Miss Christina Choy is an experienced oncoplastic breast surgeon based in London, with a specialist expertise in one stop rapid assessment for various breast symptoms and lumps, family history risk assessment and genetic testing, breast screening and counselling, state of the arts management for both benign breast disease and breast cancer. She works at HCA hospitals in London with a group of dedicated multidisciplinary team members to provide holistic personal care with updated and cutting-edge management approaches for breast management. She is a trustee for Breast Cancer Hope Charity which promotes breast cancer research for improvement of breast cancer awareness and disease treatment.
Miss Christina Choy qualified from the Medical School of the University of Sydney in 1986 and undertook her postgraduate training in surgery and has worked in various major centres in Australia, Hong Kong and the UK, including The Royal Marsden Hospital and St Bartholomew’s Hospital. She worked as consultant breast surgeon in the NHS previously and was Lead for the Breast Service at the Homerton University Hospital. She has worked in the private sector since 2003. From January 2017 she has worked exclusively for HCA private hospitals including the London Breast Institute at the Princess Grace Hospital, the Harley Street Clinic, the Portland Hospital for women and the new HCA specialist unit at the Chiswick Outpatient and Diagnostic Centre.

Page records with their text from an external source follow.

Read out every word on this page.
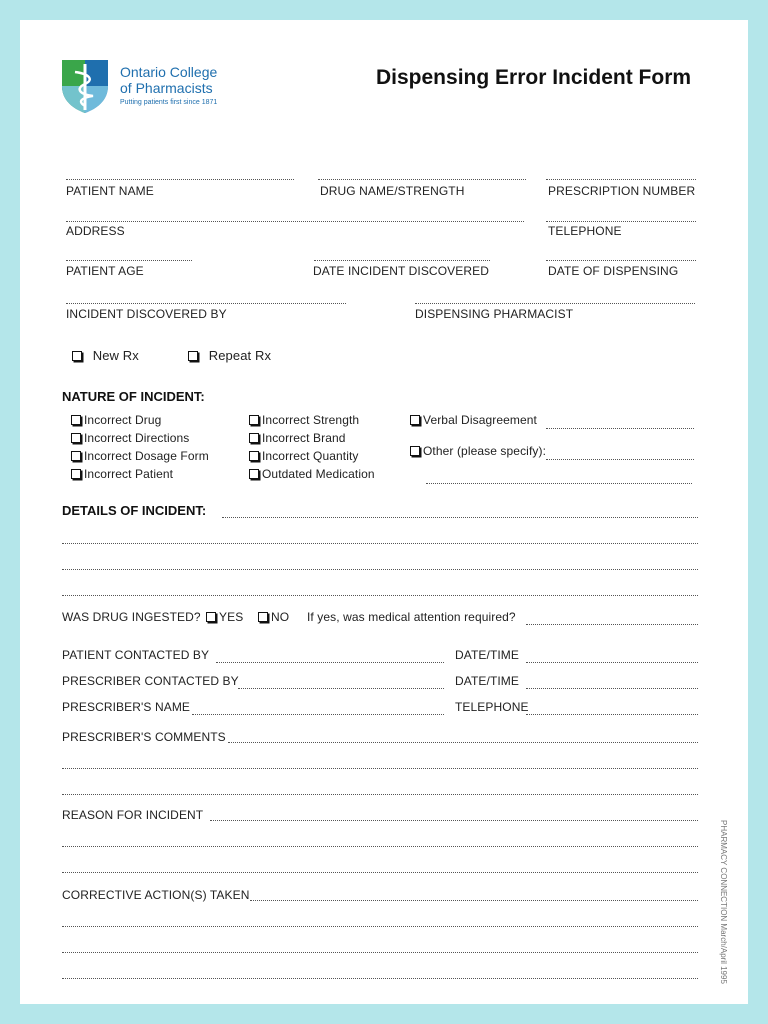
Ontario College
of Pharmacists
Putting patients first since 1871
Dispensing Error Incident Form
PATIENT NAME	DRUG NAME/STRENGTH	PRESCRIPTION NUMBER
ADDRESS	TELEPHONE
PATIENT AGE	DATE INCIDENT DISCOVERED	DATE OF DISPENSING
INCIDENT DISCOVERED BY	DISPENSING PHARMACIST
New Rx	Repeat Rx
NATURE OF INCIDENT:
Incorrect Drug
Incorrect Directions
Incorrect Dosage Form
Incorrect Patient
Incorrect Strength
Incorrect Brand
Incorrect Quantity
Outdated Medication
Verbal Disagreement
Other (please specify):
DETAILS OF INCIDENT:
WAS DRUG INGESTED?	YES	NO If yes, was medical attention required?
PATIENT CONTACTED BY	DATE/TIME
PRESCRIBER CONTACTED BY	DATE/TIME
PRESCRIBER'S NAME	TELEPHONE
PRESCRIBER'S COMMENTS
REASON FOR INCIDENT
CORRECTIVE ACTION(S) TAKEN	PHARMACY CONNECTION March/April 1995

Miss Choy is actively involved in research and has worked in conjunction with the pathology department at St Bartholomew's Hospital on a study of the gene arrays and demographic data of young women, particularly Afro-Caribbean women and other ethnic groups, presenting with breast cancer. Other projects that she is involved in include research into barriers to women accessing early diagnosis and treatment for breast cancer in various ethnic groups (in conjunction with King's College Hospital, recently presented in Parliament for Black Afro-Caribbean and Ethnic Minority Group, BAEM), the development of a 23 hours model for early discharge after breast cancer surgery and an audit to determine if sentinel node of highest isotope count can be the predictor of nodal status in breast cancer.